Interpretações
Como a palavra escrita não tem entonação, é possível ter-se versões diferentes sobre o mesmo tema
A decisão do Conselho Nacional de Justiça de não levar adiante um pedido
de investigação sobre o hoje ministro Sérgio Moro, sob a alegação de
que ele não é mais juiz e, portanto, não está sob a jurisdição do CNJ, retira qualquer possibilidade de punição no campo jurídico a respeito
das conversas reveladas pelo site Intercept. A questão agora fica por conta do Supremo Tribunal Federal (STF), que
vai julgar no dia 25 um pedido de suspeição do juiz Moro feito pela
defesa do ex-presidente. Esse pedido já foi rejeitado em diversas
instâncias da Justiça, e a única novidade são as conversas reveladas
agora.
A Segunda Turma, como fez ontem com o pedido de anulação dos julgamentos
do TRF-4, deve mandar para o plenário a decisão dessa nova ação da
defesa de Lula, pela gravidade de suas conseqüências. As conversas, mesmo não fazendo parte da ação que será julgada,
certamente afetarão a decisão dos juízes. É difícil imaginar que o
presidente da Corte, Dias Toffoli, e o ministro Alexandre de Moraes,
aceitem julgar com base em provas recolhidas ilegalmente, já que eles
são os líderes de uma ação singular do Supremo contra as fake news, e a
atuação de hackers nas redes sociais. O que mais impactou quem leu a troca de mensagens entre o então juiz
Sérgio Moro e o chefe dos procuradores da Lava-Jato, Deltan Dallagnol é a
informalidade com que tratam de assuntos relacionados ao processo do
ex-presidente Lula.
Jornalisticamente é compreensível que o Intercept tenha escolhido
trechos sobre o ex-presidente Lula para abrir o que deve ser uma série.

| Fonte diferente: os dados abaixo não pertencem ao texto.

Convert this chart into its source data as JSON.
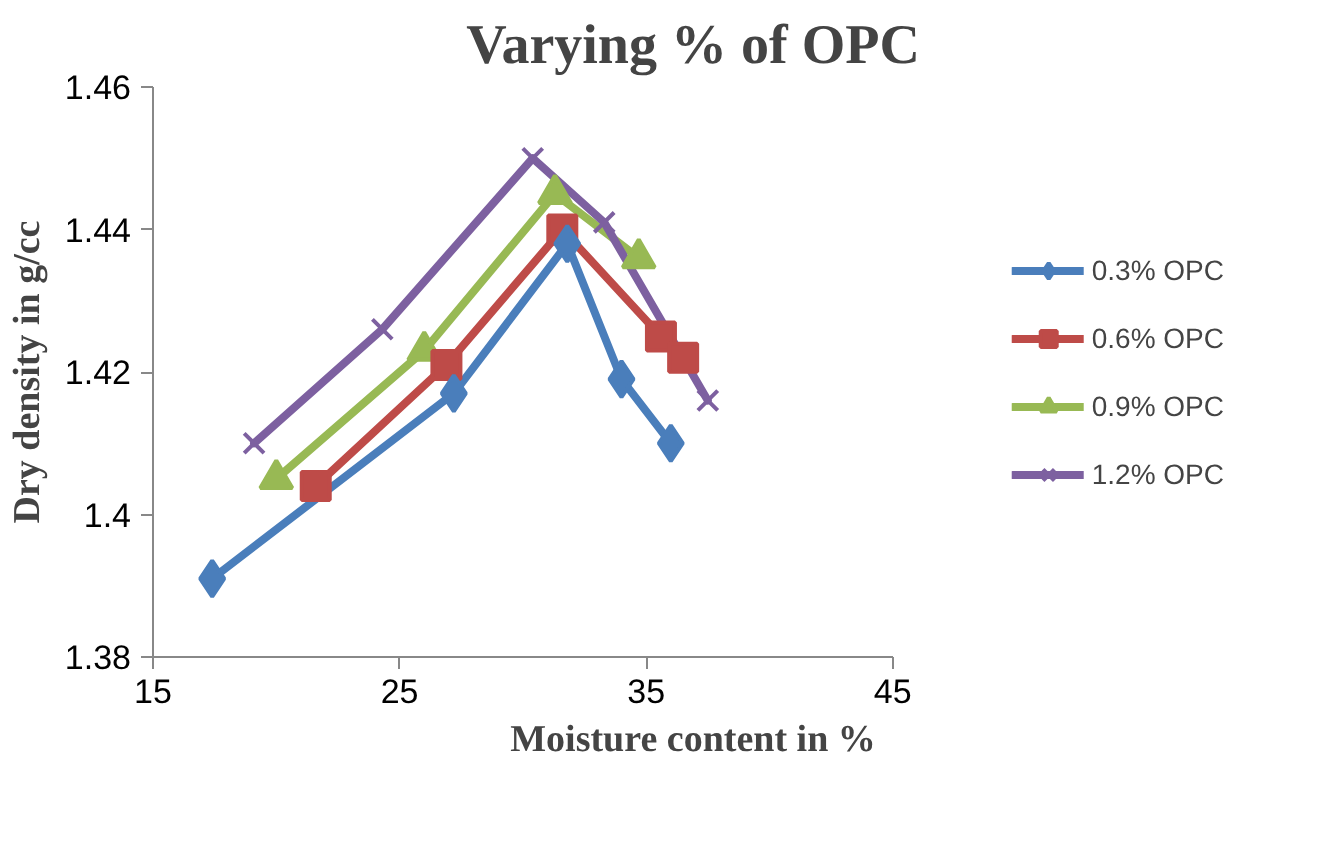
{
  "chart_data": {
    "type": "line",
    "title": "Varying % of OPC",
    "xlabel": "Moisture content in %",
    "ylabel": "Dry density in g/cc",
    "xlim": [
      15,
      45
    ],
    "xticks": [
      15,
      25,
      35,
      45
    ],
    "ylim": [
      1.38,
      1.46
    ],
    "yticks": [
      {
        "value": 1.38,
        "label": "1.38"
      },
      {
        "value": 1.4,
        "label": "1.4"
      },
      {
        "value": 1.42,
        "label": "1.42"
      },
      {
        "value": 1.44,
        "label": "1.44"
      },
      {
        "value": 1.46,
        "label": "1.46"
      }
    ],
    "grid": false,
    "legend": "right",
    "series": [
      {
        "name": "0.3% OPC",
        "color": "#4a7ebb",
        "marker": "diamond",
        "x": [
          17.4,
          27.2,
          31.8,
          34.0,
          36.0
        ],
        "values": [
          1.391,
          1.417,
          1.438,
          1.419,
          1.41
        ]
      },
      {
        "name": "0.6% OPC",
        "color": "#be4b48",
        "marker": "square",
        "x": [
          21.6,
          26.9,
          31.6,
          35.6,
          36.5
        ],
        "values": [
          1.404,
          1.421,
          1.44,
          1.425,
          1.422
        ]
      },
      {
        "name": "0.9% OPC",
        "color": "#98b954",
        "marker": "triangle",
        "x": [
          20.0,
          26.0,
          31.3,
          34.7
        ],
        "values": [
          1.405,
          1.423,
          1.445,
          1.436
        ]
      },
      {
        "name": "1.2% OPC",
        "color": "#7d60a0",
        "marker": "cross",
        "x": [
          19.1,
          24.3,
          30.4,
          33.3,
          37.5
        ],
        "values": [
          1.41,
          1.426,
          1.45,
          1.441,
          1.416
        ]
      }
    ]
  }
}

Não há registros, porém, de conversas sobre investigados de outros
partidos políticos que, como ressaltou o procurador Dallagnol em defesa
da Lava-Jato, já acusou só em Curitiba políticos e pessoas vinculadas ao
PP, ao PT, ao PMDB, ao PSDB, ao PTB, e só a colaboração da Odebrecht
nomeou 415 políticos de 26 diferentes partidos.
O trecho do Intercept em que Moro claramente sugere que os procuradores
ouçam uma testemunha sobre uma suposta transferência ilegal de imóveis
de filho do ex-presidente Lula, parece ser o mais próximo de um
aconselhamento, o que é proibido pelo Código de Processo Penal e,
teoricamente, pode ser motivo de anulação do julgamento.
“Então. Seguinte. Fonte me informou que a pessoa do contato estaria
incomodado por ter sido a ela solicitada a lavratura de minutas de
escrituras para transferências de propriedade de um dos filhos do ex
Presidente. Aparentemente a pessoa estaria disposta a prestar a
informação. Estou então repassando. A fonte é seria”, escreveu Moro. “Obrigado!! Faremos contato”, respondeu Dallagnol pouco depois. “E
seriam dezenas de imóveis”, acrescentou o juiz. O que está sendo
considerada uma sugestão indevida, na verdade, segundo fontes ligadas
aos procuradores de Curitiba, foi uma maneira informal de oficiar ao
Ministério Público a ocorrência de um possível crime que precisava ser
apurado.
Qualquer pessoa, sobretudo um servidor público, [redundante destacar que mesmo um juiz sendo considerado MEMBRO do Poder Judiciário, ele é antes de tudo um SERVIDOR PÚBLICO, além do que a obrigação de comunicar se estende a QUALQUER PESSOA.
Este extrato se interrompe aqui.